Tak cuma pemerintah dan PLN, kerja besar ini juga turut mengundang pihak swasta yang berminat untuk mendirikan Independent Power Plant (IPP). Keinginan membawa Indonesia lebih terang di 2024 juga ditunjukan lewat anggaran yang digelontorkan pemerintah.
Penyertaan Modal Negara (PMN) kepada PLN dikucurkan karena pembangunan infrastruktur listrik di daerah 3T penuh tantangan.
Hitung-hitungan PLN, biaya untuk mengaliri listrik ke satu pelanggan rumah di daerah 3T yang punya Jaringan Tegangan Rendah (JTR) mencapai Rp25 juta-Rp45 juta tergantung daerahnya. Bandingkan dengan warga di perkotaan yang hanya butuh biaya sekitar Rp1 juta.
Pada tahun 2023, PLN kembali mendapatkan PMN senilai Rp 10 triliun untuk program Listrik Desa (Lisdes) yang seluruhnya untuk mendukung pembangunan daerah 3T.
Dana itu dipakai untuk pembangkit energi baru terbarukan (EBT) Rp1,74 triliun, fungsi transmisi dan gardu induk untuk menghubungkan kelistrikan di daerah terpencil Rp3,78 triliun, dan fungsi distribusi dan listrik desa untuk menyambung pelanggan dalam rangka listrik berkeadilan sebesar Rp4,48 triliun.
PMN serupa juga diterima PLN di tahun ini dengan nilai separuhnya atau Rp 5,68 triliun. Uang tersebut akan dialokasikan PLN untuk melistriki 2.097 desa dengan potensi pelanggan mencapai 192 ribu pelanggan.

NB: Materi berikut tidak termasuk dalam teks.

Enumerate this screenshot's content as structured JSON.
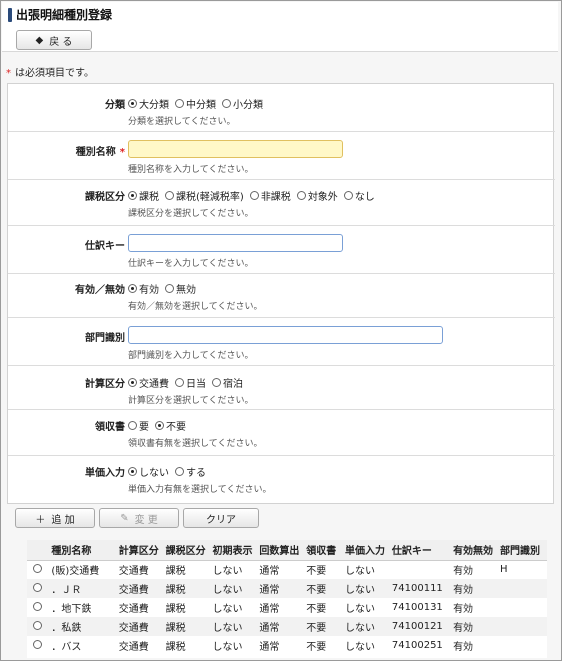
{
  "page": {
    "title": "出張明細種別登録",
    "back_label": "戻 る",
    "required_note": "は必須項目です。"
  },
  "form": {
    "category": {
      "label": "分類",
      "options": [
        "大分類",
        "中分類",
        "小分類"
      ],
      "selected": 0,
      "help": "分類を選択してください。"
    },
    "type_name": {
      "label": "種別名称",
      "value": "",
      "help": "種別名称を入力してください。"
    },
    "tax_category": {
      "label": "課税区分",
      "options": [
        "課税",
        "課税(軽減税率)",
        "非課税",
        "対象外",
        "なし"
      ],
      "selected": 0,
      "help": "課税区分を選択してください。"
    },
    "journal_key": {
      "label": "仕訳キー",
      "value": "",
      "help": "仕訳キーを入力してください。"
    },
    "enabled": {
      "label": "有効／無効",
      "options": [
        "有効",
        "無効"
      ],
      "selected": 0,
      "help": "有効／無効を選択してください。"
    },
    "dept_id": {
      "label": "部門識別",
      "value": "",
      "help": "部門識別を入力してください。"
    },
    "calc_category": {
      "label": "計算区分",
      "options": [
        "交通費",
        "日当",
        "宿泊"
      ],
      "selected": 0,
      "help": "計算区分を選択してください。"
    },
    "receipt": {
      "label": "領収書",
      "options": [
        "要",
        "不要"
      ],
      "selected": 1,
      "help": "領収書有無を選択してください。"
    },
    "unit_price": {
      "label": "単価入力",
      "options": [
        "しない",
        "する"
      ],
      "selected": 0,
      "help": "単価入力有無を選択してください。"
    }
  },
  "actions": {
    "add_label": "追 加",
    "edit_label": "変 更",
    "clear_label": "クリア"
  },
  "table": {
    "headers": [
      "種別名称",
      "計算区分",
      "課税区分",
      "初期表示",
      "回数算出",
      "領収書",
      "単価入力",
      "仕訳キー",
      "有効無効",
      "部門識別"
    ],
    "rows": [
      [
        "(販)交通費",
        "交通費",
        "課税",
        "しない",
        "通常",
        "不要",
        "しない",
        "",
        "有効",
        "H"
      ],
      [
        "．ＪＲ",
        "交通費",
        "課税",
        "しない",
        "通常",
        "不要",
        "しない",
        "74100111",
        "有効",
        ""
      ],
      [
        "．地下鉄",
        "交通費",
        "課税",
        "しない",
        "通常",
        "不要",
        "しない",
        "74100131",
        "有効",
        ""
      ],
      [
        "．私鉄",
        "交通費",
        "課税",
        "しない",
        "通常",
        "不要",
        "しない",
        "74100121",
        "有効",
        ""
      ],
      [
        "．バス",
        "交通費",
        "課税",
        "しない",
        "通常",
        "不要",
        "しない",
        "74100251",
        "有効",
        ""
      ]
    ]
  }
}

Untuk tahun depan, PLN juga bisa sedikit bernapas lega. Target mencapai rasio elektrifikasi 100% khususnya di daerah 3T mendapat sokongan PMN sebesar Rp3 triliun. Dengan dana itu, PLN mengejar target melistriki sebanyak 85 ribu pelanggan di 1.092 desa dalam program Lisdes.
Elektrifikasi Meningkat
Pekerjaan besar yang diawali dari Bantuk sekitar satu dekade itu mulai terlihat hasilnya. Rasio elektrifikasi Indonesia setiap tahunnya terus meningkat. Dari posisi 84,35% di tahun 2014 bisa menembus angka 98,89% pada tahun 2019 atau periode pertama pemerintahan Joko Widodo.
Berselang setahun kemudian, rasio elektrifikasi itu terus naik setiap tahunnya. Bahkan ketika pandemi Covid-19 melanda Indonesia, perjuangan membuat semua desa di Indonesia teraliri listrik tak berhenti. Pada tahun 2020, rasio elektrifikasi sudah menyentuh angka 99,2% dan naik menjadi 99,45% di tahun berikutnya.
Dalam dua tahun berikutnya, laju rasio elektrifikasi itu tak pernah kendur. Pada tahun 2022 naik menjadi 99,63% dan kembali menanjak ke angka 99,78% di tahun 2023.
Data terbaru sampai semester I-2024, daerah gelap gulita nyaris sudah tak ada lagi. Pencapaian rasio elektrifikasi sampai akhir Juni-2024 sudah mencapai 99,87%.
Kinerja rasio desa berlistrik tak jauh berbeda. Dalam laporan Statistika Kelistrikan 2023 yang dikeluarkan Kementerian ESDM, rasio desa berlistrik juga hampir selesai. Akhir tahun lalu sudah 83.763 desa atau 99,85% dari 83.763 desa di Indonesia sudah tak lagi gelap gulita. Penduduk dari puluhan ribu desa ini sudah bisa menikmati listrik menyala 24 jam.
Berawal dari pencanangan di Bantul pada 2015, kini tugas pemerintah, PLN, dan semua pihak terkait tinggal tersisa 0,13% untuk mencapai rasio elektrifikasi 100%. Target untuk membuat Indonesia terang 24 jam yang menjadi kado manis manis penduduk khususnya di daerah 3T.